Martedì sera, invece, la furia è esplosa tra le quattro mura che D.S., operaio 33enne, condivideva con i genitori. L'uomo, anche stavolta in preda ai fumi dell'alcol, ha iniziato a picchiare selvaggiamente madre e padre, al punto che gli stessi per mettersi in salvo sono dovuti scappare in strada chiedendo aiuto. Il 33enne, poi, ha continuato a sfogare la propria rabbia sui mobili e soprammobili della casa. Distruggendo tutto quello che trovava a portata di mano. All'arrivo dei carabinieri, supportati anche da una pattuglia del commissariato locale, l'aggressività dell'operaio non è diminuita. Anzi, alla vista delle forze dell'ordine ha inveito contro di loro, scagliandosi contro i militari.

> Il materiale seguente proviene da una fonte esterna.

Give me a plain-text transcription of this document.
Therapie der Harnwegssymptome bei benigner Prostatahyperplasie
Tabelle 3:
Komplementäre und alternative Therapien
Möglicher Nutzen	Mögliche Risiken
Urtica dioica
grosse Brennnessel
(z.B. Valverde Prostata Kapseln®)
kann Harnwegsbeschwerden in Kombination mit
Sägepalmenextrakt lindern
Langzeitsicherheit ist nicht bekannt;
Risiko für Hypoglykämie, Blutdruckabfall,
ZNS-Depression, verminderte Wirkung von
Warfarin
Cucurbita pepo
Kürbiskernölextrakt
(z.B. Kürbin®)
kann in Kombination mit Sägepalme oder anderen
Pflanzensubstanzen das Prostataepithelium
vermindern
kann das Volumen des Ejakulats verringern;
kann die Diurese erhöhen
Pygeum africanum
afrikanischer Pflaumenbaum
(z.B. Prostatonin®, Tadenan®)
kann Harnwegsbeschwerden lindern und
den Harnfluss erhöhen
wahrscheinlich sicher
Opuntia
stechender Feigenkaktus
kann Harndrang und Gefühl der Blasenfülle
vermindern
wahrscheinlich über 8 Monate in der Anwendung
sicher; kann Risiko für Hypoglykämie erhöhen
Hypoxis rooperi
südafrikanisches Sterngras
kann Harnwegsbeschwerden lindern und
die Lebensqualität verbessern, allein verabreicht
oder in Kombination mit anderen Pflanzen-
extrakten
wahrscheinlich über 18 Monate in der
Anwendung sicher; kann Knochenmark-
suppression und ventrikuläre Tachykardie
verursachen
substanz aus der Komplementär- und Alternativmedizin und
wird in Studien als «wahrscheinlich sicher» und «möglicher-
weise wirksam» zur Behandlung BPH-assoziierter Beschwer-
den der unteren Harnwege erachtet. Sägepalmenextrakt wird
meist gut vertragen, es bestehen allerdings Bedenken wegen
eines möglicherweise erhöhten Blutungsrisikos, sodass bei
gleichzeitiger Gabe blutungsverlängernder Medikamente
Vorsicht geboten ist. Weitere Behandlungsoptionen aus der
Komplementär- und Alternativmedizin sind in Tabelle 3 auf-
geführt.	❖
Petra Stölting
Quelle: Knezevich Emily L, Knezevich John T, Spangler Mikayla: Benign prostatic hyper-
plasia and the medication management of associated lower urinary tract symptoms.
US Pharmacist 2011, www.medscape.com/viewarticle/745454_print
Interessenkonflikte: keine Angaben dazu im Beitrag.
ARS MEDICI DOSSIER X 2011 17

Gli agenti hanno dovuo faticare non poco per bloccare il malintenzionato, tanto che un operatore ha anche riportato la frattura di un dito della mano, che guarirà in venti giorni. Secondo quanto ricostruito dagli inquirenti, D.S. non era la prima volta che usava violenza contro i propri genitori. Per questo dopo l'arresto dovrà rispondere di maltrattamenti in famiglia e di resistenza a pubblico ufficiale. Ora si trova in carcere a Venezia.

Poco più di un anno fa l'esplosione di rabbia lo portò a travolgere il giovane ciclista in via Venezia, per poi continuare la sua folle corsa fino a piazza Italia dove investì un 40enne in motorino. Dopodiché, in via Padova, D.S. tamponò una Ford Focus con a bordo una famiglia di tre persone: moglie, marito e il figlio di due anni. Sceso dalla sua Chevrolet Matiz, colpì anche con un pugno al volto l'uomo alla guida, per poi rimettersi al volante e schiantarsi contro il palo di un'abitazione poco distante. All'arrivo dei carabinieri, aggredì pure loro. In quel caso scattarono le manette per omissione di soccorso, fuga a seguito di un incidente stradale, lesioni personali e resistenza a pubblico ufficiale.